Für den Kanton würden die Nachteile überwiegen, so das Fazit. Der Gegenvorschlag gefährde die von der Urner Regierung angestrebte Verlagerung des alpenquerenden Güterverkehrs von der Strasse auf die Schiene. Ausserdem stelle er “den Volkswillen von 1994 (Alpenschutz) in Frage”.

Obwohl in der Vorlage auch “durchaus positive Aspekte” vorhanden wären, sei es aus demokratischer Sicht “bedauerlich, dass sich das Volk zu den einzelnen Elementen des Gegenvorschlages nicht differenziert äussern, sondern nur ‘Ja’ oder ‘Nein’ sagen kann”.

swissinfo, Christian Raaflaub

Der Gegenentwurf zur “Avanti-Initiative” will die Schweizer Regierung beauftragen, dem Parlament innert eines Jahres ein umfassendes verkehrspolitisches Programm vorzulegen:

Das 1960 geplante Nationalstrassennetz soll fertig ausgebaut, zentrale Engpässe sollen gezielt behoben werden.

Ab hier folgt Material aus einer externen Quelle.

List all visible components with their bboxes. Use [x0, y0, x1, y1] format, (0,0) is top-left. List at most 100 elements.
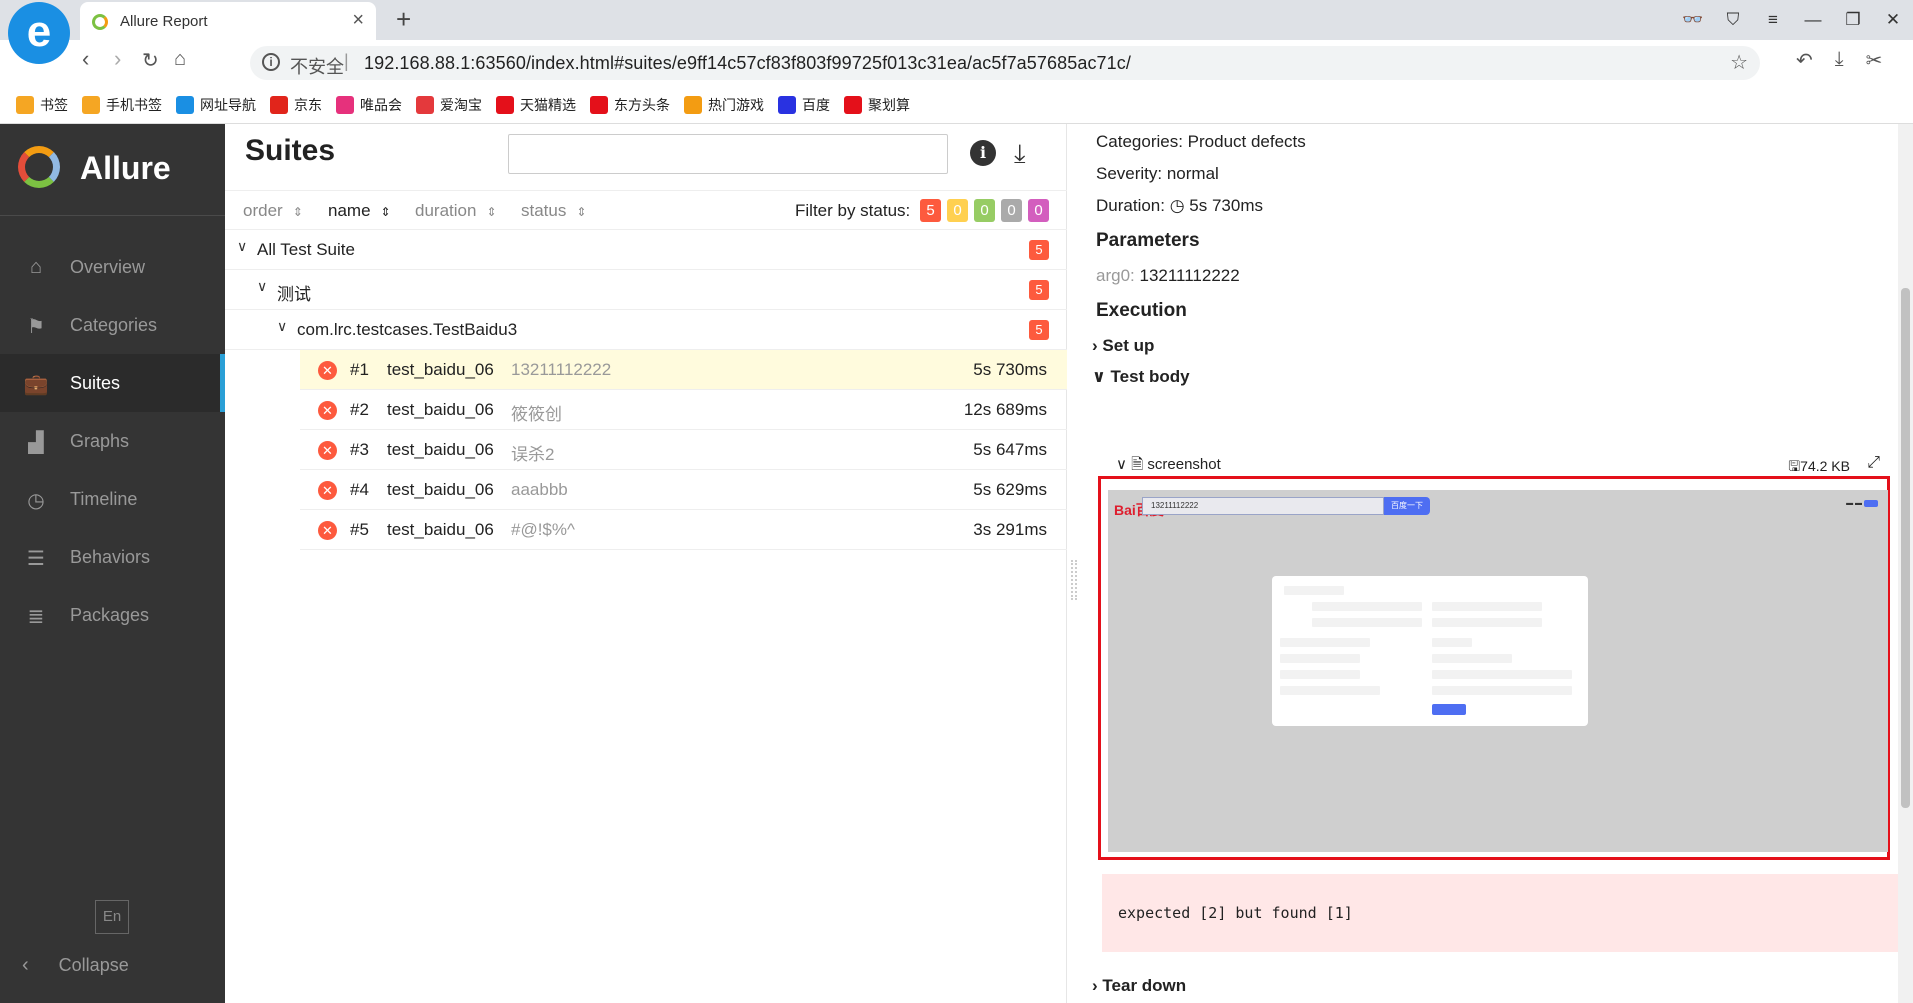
screenshot-search-box: 13211112222 [1142, 497, 1384, 515]
bookmark-item[interactable]: 爱淘宝 [416, 95, 482, 115]
home-icon[interactable]: ⌂ [174, 48, 186, 71]
status-filter-passed[interactable]: 0 [974, 199, 995, 222]
status-filter-skipped[interactable]: 0 [1001, 199, 1022, 222]
close-tab-icon[interactable]: × [352, 9, 364, 32]
reload-icon[interactable]: ↻ [142, 48, 159, 73]
bookmark-label: 东方头条 [614, 97, 670, 113]
sidebar-item-suites[interactable]: 💼 Suites [0, 354, 225, 412]
bookmark-item[interactable]: 天猫精选 [496, 95, 576, 115]
screenshot-image[interactable]: Bai百度 13211112222 百度一下 ▬ ▬ ▬▬ [1108, 490, 1888, 852]
tree-node-all[interactable]: ∨ All Test Suite 5 [225, 230, 1067, 270]
sidebar-item-packages[interactable]: ≣ Packages [0, 586, 225, 644]
tab-allure-report[interactable]: Allure Report × [80, 2, 376, 40]
duration-row: Duration: ◷ 5s 730ms [1096, 196, 1263, 216]
close-window-icon[interactable]: ✕ [1873, 0, 1913, 40]
new-tab-icon[interactable]: + [396, 4, 411, 35]
url-text[interactable]: 192.168.88.1:63560/index.html#suites/e9f… [364, 53, 1131, 74]
bookmarks-bar: 书签 手机书签 网址导航 京东 唯品会 爱淘宝 天猫精选 东方头条 热门游戏 百度 聚划算 [0, 88, 1913, 122]
case-duration: 5s 730ms [973, 360, 1047, 379]
sidebar-item-behaviors[interactable]: ☰ Behaviors [0, 528, 225, 586]
modal-field [1312, 602, 1422, 611]
sort-duration[interactable]: duration ⇕ [415, 201, 497, 221]
tree-node-class[interactable]: ∨ com.lrc.testcases.TestBaidu3 5 [225, 310, 1067, 350]
bookmark-item[interactable]: 唯品会 [336, 95, 402, 115]
status-filter-unknown[interactable]: 0 [1028, 199, 1049, 222]
browser-logo-icon[interactable]: e [8, 2, 70, 64]
sort-status[interactable]: status ⇕ [521, 201, 586, 221]
search-input[interactable] [508, 134, 948, 174]
bookmark-star-icon[interactable]: ☆ [1730, 50, 1748, 75]
download-icon[interactable]: ⤓ [1835, 48, 1844, 73]
restore-icon[interactable]: ❐ [1833, 0, 1873, 40]
step-set-up[interactable]: › Set up [1092, 336, 1154, 356]
sort-name[interactable]: name ⇕ [328, 201, 391, 221]
cut-icon[interactable]: ✂ [1866, 48, 1883, 73]
bookmark-item[interactable]: 手机书签 [82, 95, 162, 115]
collapse-button[interactable]: ‹ Collapse [22, 954, 129, 977]
detail-scrollbar[interactable] [1898, 124, 1913, 1003]
case-param: 13211112222 [511, 360, 612, 379]
case-param: aaabbb [511, 480, 568, 499]
modal-field [1312, 618, 1422, 627]
bookmark-item[interactable]: 百度 [778, 95, 830, 115]
sort-order[interactable]: order ⇕ [243, 201, 303, 221]
expand-icon[interactable]: ⤢ [1867, 454, 1880, 472]
chevron-down-icon: ∨ [237, 238, 248, 254]
bookmark-item[interactable]: 聚划算 [844, 95, 910, 115]
allure-favicon-icon [92, 14, 108, 30]
minimize-icon[interactable]: — [1793, 0, 1833, 40]
test-case-row[interactable]: ✕ #5 test_baidu_06 #@!$%^ 3s 291ms [300, 510, 1067, 550]
save-icon: 🖫 [1788, 458, 1801, 474]
collapse-label: Collapse [58, 955, 129, 975]
sort-asc-icon: ⇕ [380, 205, 391, 219]
bookmark-label: 天猫精选 [520, 97, 576, 113]
game-icon [684, 96, 702, 114]
status-filter-broken[interactable]: 0 [947, 199, 968, 222]
sidebar-item-timeline[interactable]: ◷ Timeline [0, 470, 225, 528]
language-button[interactable]: En [95, 900, 129, 934]
sidebar-item-categories[interactable]: ⚑ Categories [0, 296, 225, 354]
step-test-body[interactable]: ∨ Test body [1092, 367, 1190, 387]
tab-title: Allure Report [120, 13, 208, 30]
modal-field [1432, 638, 1472, 647]
browser-chrome: e Allure Report × + 👓 ⛉ ≡ — ❐ ✕ ‹ › ↻ ⌂ … [0, 0, 1913, 124]
attachment-row[interactable]: ∨ 🗎 screenshot 🖫74.2 KB ⤢ [1116, 454, 1886, 476]
tree-node-suite[interactable]: ∨ 测试 5 [225, 270, 1067, 310]
test-case-row[interactable]: ✕ #3 test_baidu_06 误杀2 5s 647ms [300, 430, 1067, 470]
test-case-row[interactable]: ✕ #4 test_baidu_06 aaabbb 5s 629ms [300, 470, 1067, 510]
scroll-thumb[interactable] [1901, 288, 1910, 808]
address-bar[interactable]: i 不安全 | 192.168.88.1:63560/index.html#su… [250, 46, 1760, 80]
brand[interactable]: Allure [0, 124, 225, 216]
sidebar-item-graphs[interactable]: ▟ Graphs [0, 412, 225, 470]
shirt-icon[interactable]: ⛉ [1713, 0, 1753, 40]
mask-icon[interactable]: 👓 [1673, 0, 1713, 40]
step-label: Test body [1110, 367, 1190, 386]
step-tear-down[interactable]: › Tear down [1092, 976, 1186, 996]
info-icon[interactable]: i [970, 140, 996, 166]
bookmark-label: 百度 [802, 97, 830, 113]
splitter-handle[interactable] [1071, 560, 1077, 600]
forward-icon[interactable]: › [114, 46, 121, 72]
status-filter-failed[interactable]: 5 [920, 199, 941, 222]
undo-icon[interactable]: ↶ [1796, 48, 1813, 73]
menu-icon[interactable]: ≡ [1753, 0, 1793, 40]
bookmark-item[interactable]: 东方头条 [590, 95, 670, 115]
chevron-down-icon: ∨ [1116, 456, 1127, 473]
bookmark-item[interactable]: 热门游戏 [684, 95, 764, 115]
tab-bar: e Allure Report × + 👓 ⛉ ≡ — ❐ ✕ [0, 0, 1913, 64]
brand-name: Allure [80, 150, 171, 186]
bookmark-item[interactable]: 书签 [16, 95, 68, 115]
tree-node-label: com.lrc.testcases.TestBaidu3 [297, 320, 518, 339]
sidebar-item-overview[interactable]: ⌂ Overview [0, 238, 225, 296]
bookmark-item[interactable]: 网址导航 [176, 95, 256, 115]
modal-field [1280, 670, 1360, 679]
bookmark-label: 热门游戏 [708, 97, 764, 113]
case-param: #@!$%^ [511, 520, 575, 539]
test-case-row[interactable]: ✕ #1 test_baidu_06 13211112222 5s 730ms [300, 350, 1067, 390]
download-icon[interactable]: ⤓ [1014, 138, 1026, 170]
test-case-row[interactable]: ✕ #2 test_baidu_06 筱筱创 12s 689ms [300, 390, 1067, 430]
info-icon[interactable]: i [262, 53, 280, 71]
bookmark-item[interactable]: 京东 [270, 95, 322, 115]
back-icon[interactable]: ‹ [82, 46, 89, 72]
attachment-name: screenshot [1147, 456, 1221, 473]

Der Bau eines zweiten Strassentunnels durch den Gotthard soll ermöglicht werden.

Der Agglomerations-Verkehr soll in allen Mobilitätsformen verbessert werden.

Zusätzlich soll das bestehende Nacht- und Sonntagsfahrverbot für Lastwagen in der Verfassung verankert werden.

Die Kosten für diese verschiedenen Massnahmen sollen durch einen neuen Infrastrukturfonds finanziert werden.

Die Gegner kritisieren am Paket die Lockerung des Alpenschutzes, einen einseitigen Ausbau der Strassen und die Kosten.